Nella UE la non armonizzazione dei trattamenti fiscali ha significato penalizzazioni per alcuni, vantaggi per altri.
In un giorno qualsiasi di una normale giornata nella quale gli impiegati, come sono soliti fare, si lamentano del loro lavoro, dei loro colleghi, del loro direttore può capitare che senza alcuna sollecitazione quest’ultimo riceve un fax spedito dalla Romania, oppure una e-mail, oppure una telefonata e la vita per quegli impiegati può prendere improvvisamente una piega imprevista quanto amara. Il tenore della comunicazione più o meno è il seguente:
Caro Direttore, perché spendere i soldi per l’ufficio, per mantenere chissà quanti impiegati, per pagare computer, internet e telefoni, quando se tu affidi la tua attività a noi, ti assicuriamo il suo normale svolgimento tramite nostri uomini e mezzi situati nel nostro Paese, a costi tali che tu produrrai sicuramente più profitto di quanto sei riuscito a fare finora?
Sinceramente, quale imprenditore, magari reduce da una accesa discussione con i rappresentanti sindacali dei dipendenti, riesce a rimanere insensibile di fronte a un tale richiamo?
Commercialmente parlando già è stato varato un termine accattivante per questo ennesimo attentato ai danni dell’occupazione nostrana: delocalizzazione.

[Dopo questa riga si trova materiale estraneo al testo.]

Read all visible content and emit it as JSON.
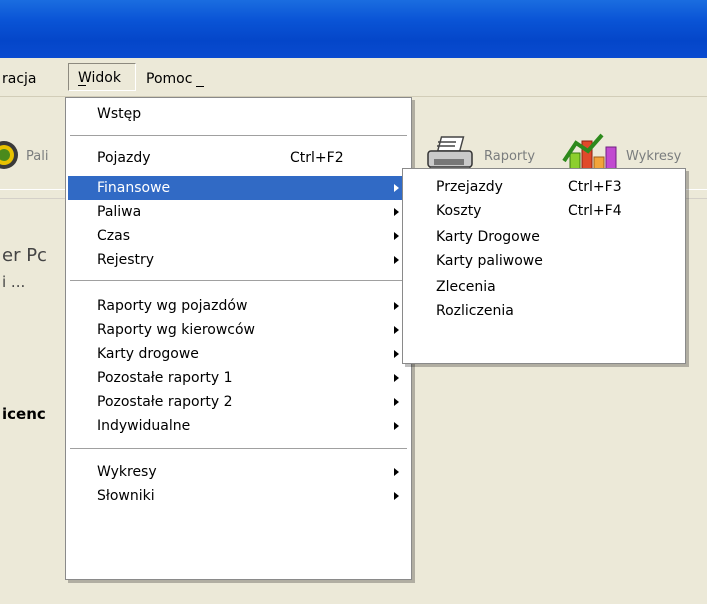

Siamo venuti a conoscenza che anche le compagnie aeree sono rimaste attratte da questa possibilità e qualcuna ha pensato bene di far migrare ad esempio il reparto contabilità in un Paese dell’est Europa con relativo ridimensionamento della forza lavoro italiana, questo ovviamente in aggiunta al trasferimento già avvenuto da tempo del reparto prenotazioni in un call center chissà dove situato.
Di tutte queste novità dobbiamo ringraziare il mercato unico e la conseguente caduta delle frontiere.

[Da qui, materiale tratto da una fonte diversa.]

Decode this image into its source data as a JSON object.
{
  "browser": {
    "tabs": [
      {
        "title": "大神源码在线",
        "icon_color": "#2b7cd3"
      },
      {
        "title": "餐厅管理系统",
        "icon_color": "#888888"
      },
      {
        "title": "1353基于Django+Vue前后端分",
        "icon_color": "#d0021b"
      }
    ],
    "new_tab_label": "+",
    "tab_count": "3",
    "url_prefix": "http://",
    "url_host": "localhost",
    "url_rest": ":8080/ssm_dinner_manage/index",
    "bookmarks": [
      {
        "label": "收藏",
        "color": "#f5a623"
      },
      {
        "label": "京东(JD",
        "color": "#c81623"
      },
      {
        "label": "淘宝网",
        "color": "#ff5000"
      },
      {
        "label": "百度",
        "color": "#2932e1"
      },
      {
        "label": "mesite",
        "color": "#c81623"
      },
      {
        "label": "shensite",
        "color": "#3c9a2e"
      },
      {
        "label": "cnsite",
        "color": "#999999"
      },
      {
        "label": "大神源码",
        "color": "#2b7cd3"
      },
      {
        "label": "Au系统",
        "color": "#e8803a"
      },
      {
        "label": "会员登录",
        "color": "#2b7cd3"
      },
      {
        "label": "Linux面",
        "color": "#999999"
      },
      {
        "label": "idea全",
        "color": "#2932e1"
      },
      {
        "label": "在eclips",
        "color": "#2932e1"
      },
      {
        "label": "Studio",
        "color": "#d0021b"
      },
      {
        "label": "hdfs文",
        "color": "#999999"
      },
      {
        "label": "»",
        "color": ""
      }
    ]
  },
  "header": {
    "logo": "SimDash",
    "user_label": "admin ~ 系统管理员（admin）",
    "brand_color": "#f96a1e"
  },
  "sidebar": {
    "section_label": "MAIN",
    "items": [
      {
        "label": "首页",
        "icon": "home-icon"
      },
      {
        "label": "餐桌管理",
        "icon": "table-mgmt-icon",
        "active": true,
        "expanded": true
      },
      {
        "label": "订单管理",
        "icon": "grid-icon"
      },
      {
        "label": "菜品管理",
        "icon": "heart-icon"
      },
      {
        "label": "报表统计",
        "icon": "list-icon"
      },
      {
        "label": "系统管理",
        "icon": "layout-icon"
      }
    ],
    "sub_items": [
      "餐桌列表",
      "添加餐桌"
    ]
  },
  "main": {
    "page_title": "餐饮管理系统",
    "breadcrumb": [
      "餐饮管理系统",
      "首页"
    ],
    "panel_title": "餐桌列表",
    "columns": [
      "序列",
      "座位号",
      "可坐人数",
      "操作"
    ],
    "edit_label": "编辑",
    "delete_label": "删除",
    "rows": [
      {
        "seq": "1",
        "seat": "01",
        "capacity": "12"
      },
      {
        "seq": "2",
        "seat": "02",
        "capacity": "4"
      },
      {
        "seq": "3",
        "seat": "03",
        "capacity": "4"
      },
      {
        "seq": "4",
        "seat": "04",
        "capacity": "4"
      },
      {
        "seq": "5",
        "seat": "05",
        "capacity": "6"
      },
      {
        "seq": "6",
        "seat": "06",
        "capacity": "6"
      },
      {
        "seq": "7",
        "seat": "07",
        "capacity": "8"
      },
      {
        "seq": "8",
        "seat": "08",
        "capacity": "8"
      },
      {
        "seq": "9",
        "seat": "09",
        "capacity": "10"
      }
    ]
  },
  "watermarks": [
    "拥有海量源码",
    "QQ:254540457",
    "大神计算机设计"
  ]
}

Di certo le aperture comunitarie al di là delle rose hanno anche significato non poche spine circa le quali ben poche informazioni erano state fornite ai cittadini.

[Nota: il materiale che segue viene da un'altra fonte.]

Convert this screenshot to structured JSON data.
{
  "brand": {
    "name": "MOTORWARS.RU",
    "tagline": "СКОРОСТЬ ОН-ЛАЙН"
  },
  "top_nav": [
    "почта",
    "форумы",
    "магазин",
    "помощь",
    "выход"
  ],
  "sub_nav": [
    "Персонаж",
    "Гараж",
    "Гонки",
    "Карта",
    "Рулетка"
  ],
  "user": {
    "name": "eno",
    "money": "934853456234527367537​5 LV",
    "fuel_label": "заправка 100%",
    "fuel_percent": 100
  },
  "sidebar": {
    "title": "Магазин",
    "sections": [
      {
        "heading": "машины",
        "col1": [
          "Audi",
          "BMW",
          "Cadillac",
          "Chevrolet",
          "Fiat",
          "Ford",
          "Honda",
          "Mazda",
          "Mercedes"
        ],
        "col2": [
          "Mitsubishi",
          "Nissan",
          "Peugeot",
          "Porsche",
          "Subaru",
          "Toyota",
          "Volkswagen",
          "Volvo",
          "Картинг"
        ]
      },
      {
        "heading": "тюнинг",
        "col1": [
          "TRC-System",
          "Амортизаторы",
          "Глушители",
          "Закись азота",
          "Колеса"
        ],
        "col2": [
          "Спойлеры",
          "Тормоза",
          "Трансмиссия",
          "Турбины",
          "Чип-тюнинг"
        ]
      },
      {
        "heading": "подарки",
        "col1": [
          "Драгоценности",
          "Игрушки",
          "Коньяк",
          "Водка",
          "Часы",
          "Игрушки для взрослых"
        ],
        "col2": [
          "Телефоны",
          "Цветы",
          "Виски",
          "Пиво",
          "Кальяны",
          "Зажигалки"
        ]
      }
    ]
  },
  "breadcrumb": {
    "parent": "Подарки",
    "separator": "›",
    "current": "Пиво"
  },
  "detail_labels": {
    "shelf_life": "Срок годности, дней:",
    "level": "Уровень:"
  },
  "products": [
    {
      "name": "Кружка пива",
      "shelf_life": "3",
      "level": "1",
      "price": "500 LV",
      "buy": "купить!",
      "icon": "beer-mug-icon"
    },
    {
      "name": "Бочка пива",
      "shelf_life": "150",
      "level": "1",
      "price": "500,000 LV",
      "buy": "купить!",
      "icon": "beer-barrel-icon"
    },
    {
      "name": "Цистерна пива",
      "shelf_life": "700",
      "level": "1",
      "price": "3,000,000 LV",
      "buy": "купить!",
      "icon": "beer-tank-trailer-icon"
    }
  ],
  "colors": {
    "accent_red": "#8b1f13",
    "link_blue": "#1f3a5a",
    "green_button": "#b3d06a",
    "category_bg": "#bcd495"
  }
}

La scorsa primavera, prima che si andasse a votare, in una nostra città del nord qualcuno aveva avuto l’accortezza di far affiggere ai lati degli autobus di linea una pubblicità ove si vedevano quattro sezioni differentemente colorate ognuna delle quali si riferiva a un paese europeo. Il messaggio a grosse linee era il seguente: partendo per tutti i quattro paesi da uno stipendio lordo di 2.000 euro, in tre nazioni europee l’impiegato si metteva in tasca 1.800, 1.600, 1.500 euro, in Italia – ultima della serie – l’impiegato incassava 1200 euro.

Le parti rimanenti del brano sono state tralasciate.